Opinión

Argentina debe fortalecer la educación

TRIBUNA

Alieto Guadagni | Lunes 19 de febrero de 2024

La igualdad de oportunidades es esencial en una sociedad donde la justicia social no es simplemente retórica, de la pobreza no se sale únicamente con subsidios, que son útiles pero no alcanzan, el requisito es la escolarización completa de los adolescentes, ya que el bajo nivel educativo estimula el desempleo y la pobreza. Esperemos que las autoridades electas implementen una nueva política educativa que apunte a la calidad educativa y la integración social.

El nivel de conocimientos acumulados gracias a la educación es la garantía del avance económico y social. El mundo está cambiando al ritmo de los saberes nuevos que dependen fundamentalmente de la educación. La escuela argentina ha dejado de ser la escuela modelo a ser imitada, como lo había sido por muchas décadas desde fines del siglo XIX. En este siglo la pobreza afecta duramente a quienes tienen una escasa escolarización. Los pobres ya no son hoy pobres transitorios, ya que en muchos casos son familias enteras, que por más de una generación han estado excluidas del nuevo mundo laboral hoy vigente. Nuestra pobreza y la indigencia se concentran en quienes tienen una escolarización insuficiente. Nuestros adultos que hoy son pobres y excluidos no terminaron ayer la escuela secundaria, pero debemos lograr que mañana sus hijos se gradúen en escuelas secundarias de buen nivel educativo. Así podremos quebrar este círculo de reproducción intergeneracional de la pobreza.

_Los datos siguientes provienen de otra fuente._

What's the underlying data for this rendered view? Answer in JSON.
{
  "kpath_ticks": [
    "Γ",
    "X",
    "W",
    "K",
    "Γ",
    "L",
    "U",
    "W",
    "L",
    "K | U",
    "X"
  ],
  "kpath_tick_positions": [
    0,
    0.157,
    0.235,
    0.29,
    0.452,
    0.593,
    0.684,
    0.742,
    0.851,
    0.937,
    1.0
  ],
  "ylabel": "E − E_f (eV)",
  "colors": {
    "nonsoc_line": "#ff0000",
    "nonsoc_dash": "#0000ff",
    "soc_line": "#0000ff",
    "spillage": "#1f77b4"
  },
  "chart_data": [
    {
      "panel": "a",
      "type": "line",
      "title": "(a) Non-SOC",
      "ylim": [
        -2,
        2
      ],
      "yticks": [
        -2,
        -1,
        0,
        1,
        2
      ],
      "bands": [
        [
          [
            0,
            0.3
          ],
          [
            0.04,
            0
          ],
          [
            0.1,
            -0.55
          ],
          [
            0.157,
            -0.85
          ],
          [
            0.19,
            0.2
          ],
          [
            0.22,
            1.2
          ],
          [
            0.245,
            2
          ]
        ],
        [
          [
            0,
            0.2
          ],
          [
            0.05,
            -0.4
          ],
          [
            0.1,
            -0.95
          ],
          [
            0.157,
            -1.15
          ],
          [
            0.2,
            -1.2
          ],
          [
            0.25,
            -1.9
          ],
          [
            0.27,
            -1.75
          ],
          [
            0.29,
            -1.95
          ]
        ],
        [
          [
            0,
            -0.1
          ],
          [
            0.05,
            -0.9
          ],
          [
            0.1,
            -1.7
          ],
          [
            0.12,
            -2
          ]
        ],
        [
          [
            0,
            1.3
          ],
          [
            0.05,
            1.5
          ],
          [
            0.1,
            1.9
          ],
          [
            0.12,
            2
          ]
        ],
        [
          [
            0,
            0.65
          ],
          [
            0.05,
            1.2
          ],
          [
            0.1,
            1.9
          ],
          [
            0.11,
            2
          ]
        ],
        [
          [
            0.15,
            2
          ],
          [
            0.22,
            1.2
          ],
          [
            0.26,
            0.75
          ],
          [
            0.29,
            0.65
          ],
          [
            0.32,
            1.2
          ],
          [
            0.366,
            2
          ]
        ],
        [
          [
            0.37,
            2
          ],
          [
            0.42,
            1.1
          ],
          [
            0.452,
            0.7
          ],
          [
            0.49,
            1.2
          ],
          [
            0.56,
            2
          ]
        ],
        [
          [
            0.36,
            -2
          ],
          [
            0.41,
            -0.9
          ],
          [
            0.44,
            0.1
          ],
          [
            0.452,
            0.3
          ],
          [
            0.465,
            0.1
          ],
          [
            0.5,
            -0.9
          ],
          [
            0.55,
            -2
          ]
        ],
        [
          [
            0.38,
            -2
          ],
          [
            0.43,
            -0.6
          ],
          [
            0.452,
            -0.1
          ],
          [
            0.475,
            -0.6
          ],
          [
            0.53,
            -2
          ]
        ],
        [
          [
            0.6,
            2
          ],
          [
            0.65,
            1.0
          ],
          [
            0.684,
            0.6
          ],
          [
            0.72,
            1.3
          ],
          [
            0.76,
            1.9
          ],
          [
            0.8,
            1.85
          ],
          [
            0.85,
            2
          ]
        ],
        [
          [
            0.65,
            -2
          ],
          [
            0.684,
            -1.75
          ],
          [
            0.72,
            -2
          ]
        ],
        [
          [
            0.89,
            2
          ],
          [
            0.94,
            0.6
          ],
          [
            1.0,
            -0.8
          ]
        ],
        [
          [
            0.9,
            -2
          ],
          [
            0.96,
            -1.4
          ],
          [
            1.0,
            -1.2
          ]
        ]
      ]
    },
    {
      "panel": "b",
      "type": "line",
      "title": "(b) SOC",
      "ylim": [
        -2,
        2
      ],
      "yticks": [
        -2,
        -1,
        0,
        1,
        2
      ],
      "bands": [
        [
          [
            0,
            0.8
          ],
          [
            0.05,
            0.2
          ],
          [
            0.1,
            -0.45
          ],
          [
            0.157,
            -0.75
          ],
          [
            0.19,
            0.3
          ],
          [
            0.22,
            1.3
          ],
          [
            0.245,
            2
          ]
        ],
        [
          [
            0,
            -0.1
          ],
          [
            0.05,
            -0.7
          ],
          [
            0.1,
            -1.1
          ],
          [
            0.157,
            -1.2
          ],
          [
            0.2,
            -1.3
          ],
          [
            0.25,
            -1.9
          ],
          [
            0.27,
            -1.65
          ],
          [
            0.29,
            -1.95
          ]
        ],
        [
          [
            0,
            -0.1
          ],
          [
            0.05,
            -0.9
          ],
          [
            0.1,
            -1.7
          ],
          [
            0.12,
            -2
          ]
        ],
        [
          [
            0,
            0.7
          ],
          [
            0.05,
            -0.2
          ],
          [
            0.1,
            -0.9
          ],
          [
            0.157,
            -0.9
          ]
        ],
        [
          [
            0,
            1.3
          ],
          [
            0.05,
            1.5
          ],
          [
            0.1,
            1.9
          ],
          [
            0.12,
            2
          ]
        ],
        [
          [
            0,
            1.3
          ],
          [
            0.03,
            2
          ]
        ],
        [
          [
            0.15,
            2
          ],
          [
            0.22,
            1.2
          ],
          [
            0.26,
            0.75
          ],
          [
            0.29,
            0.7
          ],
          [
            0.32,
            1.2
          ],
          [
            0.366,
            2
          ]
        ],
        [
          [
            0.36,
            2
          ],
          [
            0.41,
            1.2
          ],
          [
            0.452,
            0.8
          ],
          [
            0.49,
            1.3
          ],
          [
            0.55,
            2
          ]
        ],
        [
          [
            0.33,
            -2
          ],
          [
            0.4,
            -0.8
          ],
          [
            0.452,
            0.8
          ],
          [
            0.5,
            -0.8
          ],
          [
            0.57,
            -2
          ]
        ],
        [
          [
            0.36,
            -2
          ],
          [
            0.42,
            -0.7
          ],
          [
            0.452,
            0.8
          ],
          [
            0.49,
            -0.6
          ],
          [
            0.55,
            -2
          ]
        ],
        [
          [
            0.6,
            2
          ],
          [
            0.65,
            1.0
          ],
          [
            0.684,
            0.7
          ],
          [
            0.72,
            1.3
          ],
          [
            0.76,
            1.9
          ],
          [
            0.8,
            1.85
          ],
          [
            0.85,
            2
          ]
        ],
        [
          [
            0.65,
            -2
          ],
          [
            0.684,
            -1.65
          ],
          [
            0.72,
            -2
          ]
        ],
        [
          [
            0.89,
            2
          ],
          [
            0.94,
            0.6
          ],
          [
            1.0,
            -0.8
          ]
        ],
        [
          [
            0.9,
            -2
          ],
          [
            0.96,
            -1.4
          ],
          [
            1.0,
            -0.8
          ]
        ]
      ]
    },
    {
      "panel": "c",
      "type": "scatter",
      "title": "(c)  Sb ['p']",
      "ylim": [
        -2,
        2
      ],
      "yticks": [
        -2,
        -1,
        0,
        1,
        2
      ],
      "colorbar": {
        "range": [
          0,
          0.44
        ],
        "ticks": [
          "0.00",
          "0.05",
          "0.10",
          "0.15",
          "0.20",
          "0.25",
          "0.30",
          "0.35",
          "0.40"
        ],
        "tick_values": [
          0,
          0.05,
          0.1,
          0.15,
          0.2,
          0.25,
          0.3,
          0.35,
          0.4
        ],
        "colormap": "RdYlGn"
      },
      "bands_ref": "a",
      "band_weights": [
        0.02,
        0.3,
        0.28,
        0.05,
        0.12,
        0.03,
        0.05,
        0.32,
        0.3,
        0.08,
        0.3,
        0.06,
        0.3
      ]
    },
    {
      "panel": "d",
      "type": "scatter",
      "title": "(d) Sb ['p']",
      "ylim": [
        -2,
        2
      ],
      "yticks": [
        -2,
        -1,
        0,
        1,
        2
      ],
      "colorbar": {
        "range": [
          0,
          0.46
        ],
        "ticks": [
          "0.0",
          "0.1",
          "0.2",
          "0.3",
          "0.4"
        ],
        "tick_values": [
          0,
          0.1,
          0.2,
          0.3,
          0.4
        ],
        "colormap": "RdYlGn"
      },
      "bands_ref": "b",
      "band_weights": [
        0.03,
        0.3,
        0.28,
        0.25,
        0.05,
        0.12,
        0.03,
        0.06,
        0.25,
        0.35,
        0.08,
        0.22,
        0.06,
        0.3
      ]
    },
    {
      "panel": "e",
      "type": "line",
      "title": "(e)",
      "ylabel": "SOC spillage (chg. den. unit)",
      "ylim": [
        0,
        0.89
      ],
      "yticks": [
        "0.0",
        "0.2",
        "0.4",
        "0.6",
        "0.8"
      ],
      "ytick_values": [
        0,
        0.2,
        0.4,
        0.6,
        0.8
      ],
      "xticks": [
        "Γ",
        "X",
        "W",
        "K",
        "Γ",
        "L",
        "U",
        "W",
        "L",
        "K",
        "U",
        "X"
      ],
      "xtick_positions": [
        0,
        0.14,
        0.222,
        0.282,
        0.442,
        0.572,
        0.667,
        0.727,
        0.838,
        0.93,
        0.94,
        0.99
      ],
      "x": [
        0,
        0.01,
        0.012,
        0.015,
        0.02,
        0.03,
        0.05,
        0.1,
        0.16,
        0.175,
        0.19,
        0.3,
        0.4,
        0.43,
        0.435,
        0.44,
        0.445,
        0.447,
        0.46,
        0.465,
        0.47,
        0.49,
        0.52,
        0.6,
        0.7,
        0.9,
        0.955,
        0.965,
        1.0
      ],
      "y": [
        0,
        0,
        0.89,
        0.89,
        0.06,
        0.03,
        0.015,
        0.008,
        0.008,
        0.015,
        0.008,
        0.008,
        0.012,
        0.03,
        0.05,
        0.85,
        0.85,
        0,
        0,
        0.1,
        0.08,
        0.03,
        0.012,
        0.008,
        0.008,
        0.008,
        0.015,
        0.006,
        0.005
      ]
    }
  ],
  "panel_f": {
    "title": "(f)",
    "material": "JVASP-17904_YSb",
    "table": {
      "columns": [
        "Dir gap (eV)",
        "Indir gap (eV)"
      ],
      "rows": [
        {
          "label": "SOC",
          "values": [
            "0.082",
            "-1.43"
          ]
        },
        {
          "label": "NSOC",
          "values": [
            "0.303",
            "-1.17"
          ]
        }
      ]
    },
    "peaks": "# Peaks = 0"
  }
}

El pasado mes de diciembre fueron publicados los resultados de la Prueba PISA 2022. Esta prueba internacional, llevada a cabo por la Organización para la Cooperación y el Desarrollo Económicos (OCDE) desde hace más de 20 años, mide el nivel de conocimientos de los alumnos de 15 años de edad en las áreas de lectura, matemática y ciencias. En esta edición participaron 81 países incluida la Argentina, permitiendo realizar comparaciones. Los países y regiones asiáticas lograron los mayores puntajes en las tres asignaturas evaluadas, destacándose el caso de Singapur que alcanzó el primer puesto en todas las áreas, seguido por Japón, Macao y Taipéi. Respecto a los países latinoamericanos, Chile y Uruguay han sido los más destacados, sin embargo ningún país de la región superó el puntaje promedio de los países miembros de la OCDE. Los puntajes correspondientes a Argentina fueron bajos, ocupando el lugar 66 en Matemática, 58 en Lectura y 60 en Ciencias, de los 81 participantes. Prácticamente en todos los casos hemos sido superados por los países latinoamericanos que años anteriores nos veían como un país adelantado en el sector de educación, tales como Chile, Brasil, Uruguay, Colombia, México y Perú, mientras que nos hemos situado por encima de El Salvador, Guatemala, República Dominicana y Paraguay, entre otros.

Las pruebas PISA son un importante marco de referencia del nivel educativo de nuestros jóvenes ya que permite compararnos con otros países y regiones de todo el mundo, como así también brindan parámetros históricos de los puntajes obtenidos. En la última edición, Argentina ha sido superada por países latinoamericanos que años anteriores nos reconocían como vanguardia educativa, al mismo tiempo que los países de América Latina presentan puntajes muy inferiores a los líderes asiáticos y el promedio de la OCDE. Debemos mejorar el nivel de conocimiento de nuestros jóvenes en todas las áreas para volver a liderar entre los países de la región y mejorar nuestra posición frente al resto del mundo, como así también mantener las escuelas abiertas y que los jóvenes asistan a clase la mayor cantidad de días posible, principalmente aquellos provenientes de familias de bajos recursos los cuales presentan menor nivel de conocimientos.